The XX Factor

Local Mom Decides Important Sports Case

465058199
And she’s not even a sports fan!

Photo illustration by Slate. Photo by Andrey Popov/Thinkstock.

The first thing that the New York Times wants you to know about Claudia Wilken is that she is a devoted parent. “For years, Claudia Wilken has been known in her neighborhood mostly as a familiar face at school meetings,” the Times’ John Branch begins. “When her two children were teenagers about a decade ago … Wilken spent several years on Berkeley High School’s Site Council” where “hers was a measured voice,” Branch writes. “Let’s figure out how we can work together, she would say. She encouraged compromise and dialogue.”

But—here comes the twist—Wilken is not just a former standout member of the Berkeley High PTA. She’s also the federal judge who recently presided over O’Bannon v. NCAA, the landmark case that has challenged the NCAA’s longstanding treatment of its college athletes. “And to think: It was only in recent weeks that Wilken, apparently not a huge sports fan, playfully admitted that the abbreviation S.E.C. brought to mind the Securities and Exchange Commission, not the Southeastern Conference,” Branch continues. Wilken, “a woman few sports fans would recognize by name or face,” will now “forever be remembered as the judge who helped reshape college athletics.” What an incredible turn of events for a person who has spent the past 30 years working her way up the judicial branch—not putting in the hard time of sitting on her ass and watching basketball. Who did sports fans expect to see on the bench, anyway? Allen Iverson?

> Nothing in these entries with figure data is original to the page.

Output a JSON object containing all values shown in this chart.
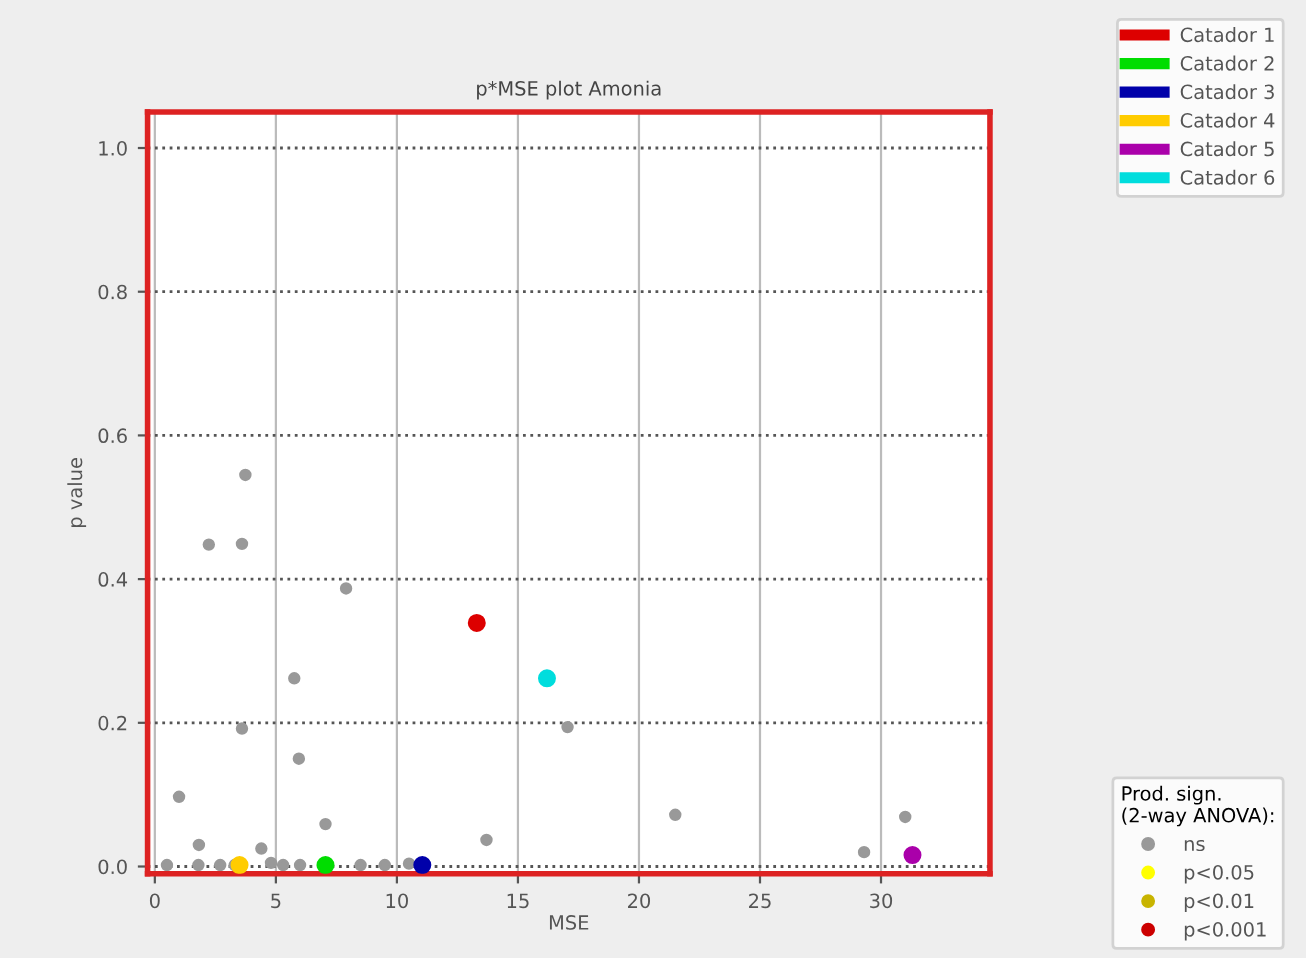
{
  "chart_data": {
    "type": "scatter",
    "title": "p*MSE plot Amonia",
    "xlabel": "MSE",
    "ylabel": "p value",
    "xlim": [
      -0.3,
      34.5
    ],
    "ylim": [
      -0.01,
      1.05
    ],
    "xticks": [
      0,
      5,
      10,
      15,
      20,
      25,
      30
    ],
    "yticks": [
      {
        "value": 0,
        "label": "0.0"
      },
      {
        "value": 0.2,
        "label": "0.2"
      },
      {
        "value": 0.4,
        "label": "0.4"
      },
      {
        "value": 0.6,
        "label": "0.6"
      },
      {
        "value": 0.8,
        "label": "0.8"
      },
      {
        "value": 1,
        "label": "1.0"
      }
    ],
    "grid": true,
    "legend": "right",
    "marker": "circle",
    "legend_title": "Prod. sign.\n(2-way ANOVA):",
    "series": [
      {
        "name": "Catador 1",
        "color": "#dd0000",
        "x": [
          13.3
        ],
        "values": [
          0.339
        ]
      },
      {
        "name": "Catador 2",
        "color": "#00dd00",
        "x": [
          7.05
        ],
        "values": [
          0.002
        ]
      },
      {
        "name": "Catador 3",
        "color": "#0000aa",
        "x": [
          11.05
        ],
        "values": [
          0.002
        ]
      },
      {
        "name": "Catador 4",
        "color": "#ffcc00",
        "x": [
          3.5
        ],
        "values": [
          0.002
        ]
      },
      {
        "name": "Catador 5",
        "color": "#aa00aa",
        "x": [
          31.3
        ],
        "values": [
          0.016
        ]
      },
      {
        "name": "Catador 6",
        "color": "#00dddd",
        "x": [
          16.2
        ],
        "values": [
          0.262
        ]
      },
      {
        "name": "ns",
        "color": "#999999",
        "x": [
          3.74,
          2.23,
          3.6,
          7.9,
          5.76,
          3.6,
          5.95,
          1.0,
          7.05,
          1.82,
          4.4,
          13.7,
          17.05,
          21.5,
          31.0,
          29.3,
          0.5,
          1.8,
          2.7,
          3.3,
          4.8,
          5.3,
          6.0,
          8.5,
          9.5,
          10.5
        ],
        "values": [
          0.545,
          0.448,
          0.449,
          0.387,
          0.262,
          0.192,
          0.15,
          0.097,
          0.059,
          0.03,
          0.025,
          0.037,
          0.194,
          0.072,
          0.069,
          0.02,
          0.002,
          0.002,
          0.002,
          0.002,
          0.005,
          0.002,
          0.002,
          0.002,
          0.002,
          0.004
        ]
      },
      {
        "name": "p<0.05",
        "color": "#ffff00"
      },
      {
        "name": "p<0.01",
        "color": "#c8b400"
      },
      {
        "name": "p<0.001",
        "color": "#cc0000"
      }
    ]
  }
}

Wilken isn’t the first female judge to get this bizarre sports-page treatment. Three years ago, U.S. District Court Judge Susan Richard Nelson received similar coverage when she presided over the case that would end the 2011 NFL lockout. Nelson “probably never expected to land in the national football spotlight,” espnW’s Amanda Rykoff wrote in a piece titled “The Woman Who Stopped the NFL Lockout.” Rykoff continued: “But that is exactly what happened to the 59-year-old mother of two, as she has presided over one of the most significant and highest-profile cases in recent memory.” Thirteen paragraphs later, we learn that this was not Nelson’s first rodeo with the NFL; as a U.S. magistrate judge, she presided over motions in a 2010 class-action lawsuit against the league. Later, Rykoff continues to blow her readers’ minds as she notes that Nelson “brings a record of thoroughness and outstanding preparation to the bench.” So that’s her secret: She is a competent judge.

Branch, meanwhile, isn’t prepared to give up his tortured theory just yet: In his profile of Wilken, he writes that her “decision [in O’Bannon] may be interpreted much the way her advice at school meetings often was: Let’s work it out, through dialogue and compromise.” If decades of legal experience can’t explain what made Wilken capable of presiding over the O’Bannon case, perhaps her stint in the PTA will.

Last month, espnW’s Jane McManus offered an alternate take in the genre of “what’s the deal with judges who aren’t as obsessed with sports as sports journalists are?” In it, she describes Anita Brody, the judge who presided over an NFL concussion case this year, as “an admitted non-sports fan” who “went to Wellesley for her undergrad and then Columbia for law school … two schools without a football team.” McManus argues that “despite” Brody’s lack of interest in sports, she has “been able to cut to the chase on a number of issues because she doesn’t have the attachments of a college football fan.” The spin is positive this time, but the story is the same: These women don’t like sports, and that surely affects their decision-making one way or another. (“These examples happen to break along gender lines,” McManus hedges, “but that’s not to say it’s a gender thing.”)

It’s not actually shocking that experienced judges are capable of making decisions about the rights of workers they haven’t personally cheered from the sidelines. Do judges who decide cases about the labor rights of exotic dancers inspire breathless coverage about how they don’t even frequent strip clubs? The truly bizarre thing about the coverage of these cases, though, is that some sports journalists see the industry they cover as so exceptional that only they alone can possibly understand how the laws of the United States apply to them. It’s a little sexist to be shocked that moms decide big important sports cases. But the more troubling undercurrent of these stories is the suggestion that sports are, in a sense, above the law.